From the beginning, “Punisher” draws you in and keeps you listening until you are curled-up in the fetal position. Phoebe Bridgers’ haunting voice, powerful despite its lower register, reminds you continuously of every past mistake you have ever committed and every person you have ever hurt. Her lyrics are so open to interpretation, yet cut so deeply, that they are akin to the works of modernist poets like William Carlos Williams. They are filled with vivid images that tell stories of all sorts, that spill forth emotions and memories you never knew you had.

This is all aided by the layered compositions of songs like “Kyoto,” “Chinese Satellite” and “ICU,” whose depth of instrumentation are rare to find in indie music. Bridgers manages to bring elements of rock, punk and even country to “Punisher,” creating a wondrous soundscape that defies definition. Phoebe Bridgers proves yet again her wonderful ability to create songs that are both incredibly specific yet applicable to all who listen to them.

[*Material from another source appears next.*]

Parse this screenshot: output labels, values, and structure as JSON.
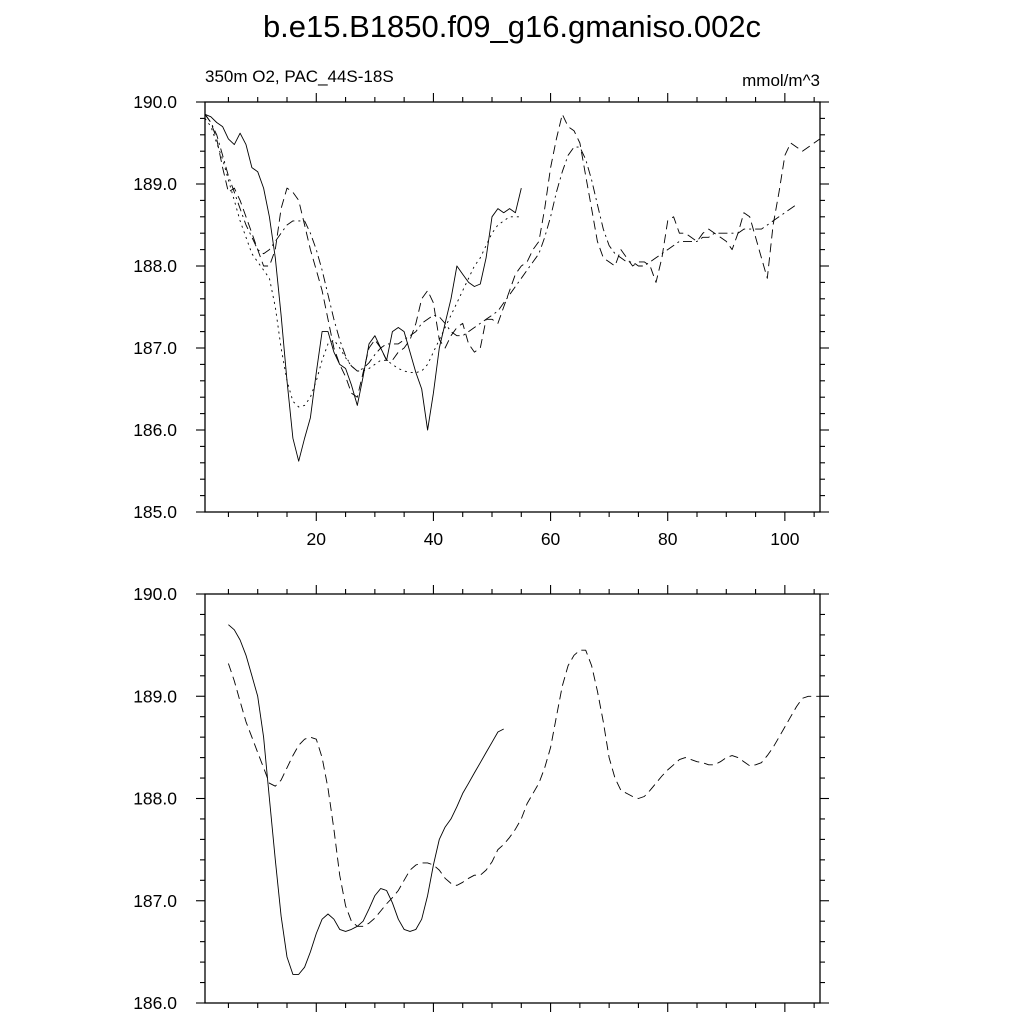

Phoebe Bridgers’ haunting voice reminds you continuously of every past mistake you have ever committed and every person you have ever hurt.

“Folklore” and “Evermore” by Taylor Swift

Once again, Taylor Swift shows us why she is the artist that charts the course of the music industry. When we were stuck in the long summer, a summer filled with pandemic angst, intense loneliness and anxiety about the state of the country, Swift eased our pain with “Folklore.” It quickly became the definitive album of the pandemic.

In a departure from the way she usually releases her records, “Folklore” came with no singles to promote it, no huge tour and no fanfare. But it tapped into the collective subconscious like no other record in 2020. It came out at the perfect time and gave us the good cry we all needed. And then she did it a second time, releasing “Evermore” much in the same way, just shy of five months later, as if to prove that “Folklore” was no mere fluke.

That isn’t to say, of course, that the success of these two albums was just about timing. Swift’s greatest talent has always been her lyricism, and her unmatched songwriting was further emboldened by a newfound confidence in narrative storytelling. Her songs feature vivid characters: teenagers stuck in a love triangle, Gatsby-esque socialites defying expectation, murderers that she makes sympathetic.

It is this never-ending cycle of reinvention that ensures that Taylor Swift will always be on top of the charts, and it is exactly why she will be remembered as one of the greatest artists of all time. “Folklore” is unequivocally the best album of the year. No other artist even comes close.